GDP plunged 8.5% last year, according to final, revised data published Thursday by the national statistics agency Inegi.
The figure, which represents the worst economic result since GDP slumped more than 14% in 1932, is the same as the one published by Inegi in January based on preliminary data.
Mexico’s economy has now contracted during two consecutive years after GDP declined 0.1% in 2019.
It is the second time this century that Mexico has suffered back-to-back annual contractions as the economy also shrank in 2001 and 2002. Before that the most recent consecutive contractions were in 1982 and 1983 when Mexico was mired in a debt crisis.

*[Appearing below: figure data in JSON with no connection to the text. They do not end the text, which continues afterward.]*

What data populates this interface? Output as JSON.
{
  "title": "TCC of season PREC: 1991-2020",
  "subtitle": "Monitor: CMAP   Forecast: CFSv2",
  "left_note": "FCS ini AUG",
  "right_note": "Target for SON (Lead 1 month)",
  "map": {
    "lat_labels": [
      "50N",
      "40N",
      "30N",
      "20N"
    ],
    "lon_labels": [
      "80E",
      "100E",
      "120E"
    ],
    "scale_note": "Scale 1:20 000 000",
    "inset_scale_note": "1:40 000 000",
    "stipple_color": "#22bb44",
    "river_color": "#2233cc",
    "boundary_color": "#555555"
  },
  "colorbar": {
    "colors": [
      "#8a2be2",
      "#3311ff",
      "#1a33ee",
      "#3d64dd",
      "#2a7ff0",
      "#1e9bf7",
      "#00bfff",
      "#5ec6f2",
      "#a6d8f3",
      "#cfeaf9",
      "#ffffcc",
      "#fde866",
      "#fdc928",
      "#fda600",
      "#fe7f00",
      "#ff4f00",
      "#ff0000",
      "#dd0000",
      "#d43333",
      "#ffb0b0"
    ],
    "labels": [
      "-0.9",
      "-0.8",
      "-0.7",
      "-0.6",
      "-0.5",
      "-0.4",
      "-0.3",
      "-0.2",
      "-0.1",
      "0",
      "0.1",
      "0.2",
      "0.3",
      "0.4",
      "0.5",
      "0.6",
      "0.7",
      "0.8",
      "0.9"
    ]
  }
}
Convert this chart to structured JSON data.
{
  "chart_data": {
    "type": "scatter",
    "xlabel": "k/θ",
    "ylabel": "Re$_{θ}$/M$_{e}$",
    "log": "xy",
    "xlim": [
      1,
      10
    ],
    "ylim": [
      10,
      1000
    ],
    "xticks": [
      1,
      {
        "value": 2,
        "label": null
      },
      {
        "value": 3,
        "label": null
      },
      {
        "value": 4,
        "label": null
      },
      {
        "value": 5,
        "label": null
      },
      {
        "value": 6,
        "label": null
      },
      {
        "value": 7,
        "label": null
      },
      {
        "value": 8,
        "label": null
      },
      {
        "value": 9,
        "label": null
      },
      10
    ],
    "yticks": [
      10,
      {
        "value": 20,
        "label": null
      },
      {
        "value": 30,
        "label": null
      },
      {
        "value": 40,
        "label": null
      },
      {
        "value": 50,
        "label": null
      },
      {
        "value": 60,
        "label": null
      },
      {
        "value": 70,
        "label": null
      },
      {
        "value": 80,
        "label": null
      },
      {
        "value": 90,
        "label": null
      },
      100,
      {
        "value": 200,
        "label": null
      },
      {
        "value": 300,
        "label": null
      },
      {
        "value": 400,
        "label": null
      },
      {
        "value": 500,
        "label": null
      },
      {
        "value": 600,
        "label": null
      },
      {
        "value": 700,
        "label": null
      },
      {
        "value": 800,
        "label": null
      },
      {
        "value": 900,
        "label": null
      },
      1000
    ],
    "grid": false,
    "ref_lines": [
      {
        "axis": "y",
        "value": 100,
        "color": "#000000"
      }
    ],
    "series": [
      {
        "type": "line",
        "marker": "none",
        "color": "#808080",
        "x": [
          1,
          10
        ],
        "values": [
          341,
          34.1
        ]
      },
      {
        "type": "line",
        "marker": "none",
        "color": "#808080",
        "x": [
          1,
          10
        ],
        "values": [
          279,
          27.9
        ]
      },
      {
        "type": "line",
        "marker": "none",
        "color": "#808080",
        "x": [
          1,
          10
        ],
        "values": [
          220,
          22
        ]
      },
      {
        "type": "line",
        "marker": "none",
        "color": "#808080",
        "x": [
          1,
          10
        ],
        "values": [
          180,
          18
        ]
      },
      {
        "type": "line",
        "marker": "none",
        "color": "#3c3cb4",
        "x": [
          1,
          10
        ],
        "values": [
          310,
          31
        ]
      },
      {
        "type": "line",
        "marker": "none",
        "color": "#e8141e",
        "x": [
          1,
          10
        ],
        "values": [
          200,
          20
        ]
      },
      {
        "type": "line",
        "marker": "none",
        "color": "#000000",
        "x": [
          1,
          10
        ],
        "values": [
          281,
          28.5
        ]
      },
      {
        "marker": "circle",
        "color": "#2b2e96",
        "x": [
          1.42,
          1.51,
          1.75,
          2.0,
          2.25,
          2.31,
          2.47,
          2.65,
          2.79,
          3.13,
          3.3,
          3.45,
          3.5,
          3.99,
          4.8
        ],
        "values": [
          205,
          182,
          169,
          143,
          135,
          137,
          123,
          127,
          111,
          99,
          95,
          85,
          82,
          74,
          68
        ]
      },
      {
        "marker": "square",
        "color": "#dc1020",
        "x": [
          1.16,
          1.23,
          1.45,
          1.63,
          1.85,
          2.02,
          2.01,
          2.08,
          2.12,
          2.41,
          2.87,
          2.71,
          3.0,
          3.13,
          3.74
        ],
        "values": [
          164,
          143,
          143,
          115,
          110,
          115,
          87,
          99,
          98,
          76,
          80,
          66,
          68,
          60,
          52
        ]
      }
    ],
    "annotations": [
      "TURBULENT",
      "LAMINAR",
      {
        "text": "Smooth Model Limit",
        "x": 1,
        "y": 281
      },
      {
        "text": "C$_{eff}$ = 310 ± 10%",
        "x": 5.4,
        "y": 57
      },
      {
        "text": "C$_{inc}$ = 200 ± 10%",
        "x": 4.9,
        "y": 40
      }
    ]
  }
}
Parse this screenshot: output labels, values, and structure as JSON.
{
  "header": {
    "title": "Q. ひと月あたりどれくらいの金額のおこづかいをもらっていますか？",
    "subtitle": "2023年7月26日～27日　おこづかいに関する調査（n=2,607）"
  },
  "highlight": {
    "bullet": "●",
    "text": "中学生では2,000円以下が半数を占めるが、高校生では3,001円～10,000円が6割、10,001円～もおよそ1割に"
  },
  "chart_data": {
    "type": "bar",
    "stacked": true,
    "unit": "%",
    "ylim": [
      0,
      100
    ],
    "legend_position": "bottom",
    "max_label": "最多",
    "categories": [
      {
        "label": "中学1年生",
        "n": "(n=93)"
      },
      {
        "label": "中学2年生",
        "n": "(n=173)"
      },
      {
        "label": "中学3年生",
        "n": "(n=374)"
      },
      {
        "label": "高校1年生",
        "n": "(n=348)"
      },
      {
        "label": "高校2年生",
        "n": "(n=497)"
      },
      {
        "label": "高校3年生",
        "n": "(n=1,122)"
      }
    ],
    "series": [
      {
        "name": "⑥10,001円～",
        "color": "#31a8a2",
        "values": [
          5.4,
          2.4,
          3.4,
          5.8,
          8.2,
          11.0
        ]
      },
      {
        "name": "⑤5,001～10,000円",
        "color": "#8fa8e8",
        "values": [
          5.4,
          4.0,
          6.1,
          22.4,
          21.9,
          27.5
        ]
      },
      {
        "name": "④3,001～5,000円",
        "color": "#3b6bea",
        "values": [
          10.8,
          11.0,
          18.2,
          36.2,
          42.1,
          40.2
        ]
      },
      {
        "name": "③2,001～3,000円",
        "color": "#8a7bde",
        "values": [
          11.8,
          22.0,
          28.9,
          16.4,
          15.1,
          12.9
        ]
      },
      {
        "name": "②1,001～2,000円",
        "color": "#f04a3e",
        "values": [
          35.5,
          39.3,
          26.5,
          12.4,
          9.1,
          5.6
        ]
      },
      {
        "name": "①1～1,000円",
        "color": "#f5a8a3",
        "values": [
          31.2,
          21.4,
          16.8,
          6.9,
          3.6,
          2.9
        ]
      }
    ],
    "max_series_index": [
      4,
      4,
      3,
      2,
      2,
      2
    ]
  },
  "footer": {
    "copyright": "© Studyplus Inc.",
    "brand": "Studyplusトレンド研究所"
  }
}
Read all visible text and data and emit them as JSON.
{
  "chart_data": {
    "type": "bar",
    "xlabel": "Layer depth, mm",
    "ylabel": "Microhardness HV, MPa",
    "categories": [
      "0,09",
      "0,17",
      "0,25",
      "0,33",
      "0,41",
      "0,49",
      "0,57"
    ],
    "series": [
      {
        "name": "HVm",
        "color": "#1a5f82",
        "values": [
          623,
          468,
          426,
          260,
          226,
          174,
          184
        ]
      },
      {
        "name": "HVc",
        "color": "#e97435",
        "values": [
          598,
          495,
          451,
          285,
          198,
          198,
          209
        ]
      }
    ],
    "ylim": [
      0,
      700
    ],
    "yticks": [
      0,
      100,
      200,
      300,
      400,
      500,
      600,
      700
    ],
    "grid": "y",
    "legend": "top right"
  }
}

President López Obrador took office in late 2018 promising average annual growth of 4% during his six-year term. That outcome now looks almost impossible to achieve, although GDP is forecast to bounce back strongly in 2021 – at least compared to the economic nightmare of 2020.
The president himself is predicting a 5% rebound this year, a forecast more optimistic than most but not beyond the realms of possibility.
The newspaper El Financiero reported that López Obrador’s prediction appears based on optimistic forecasts from institutions such as the rating agency Moody’s, which is forecasting 5.5% growth this year.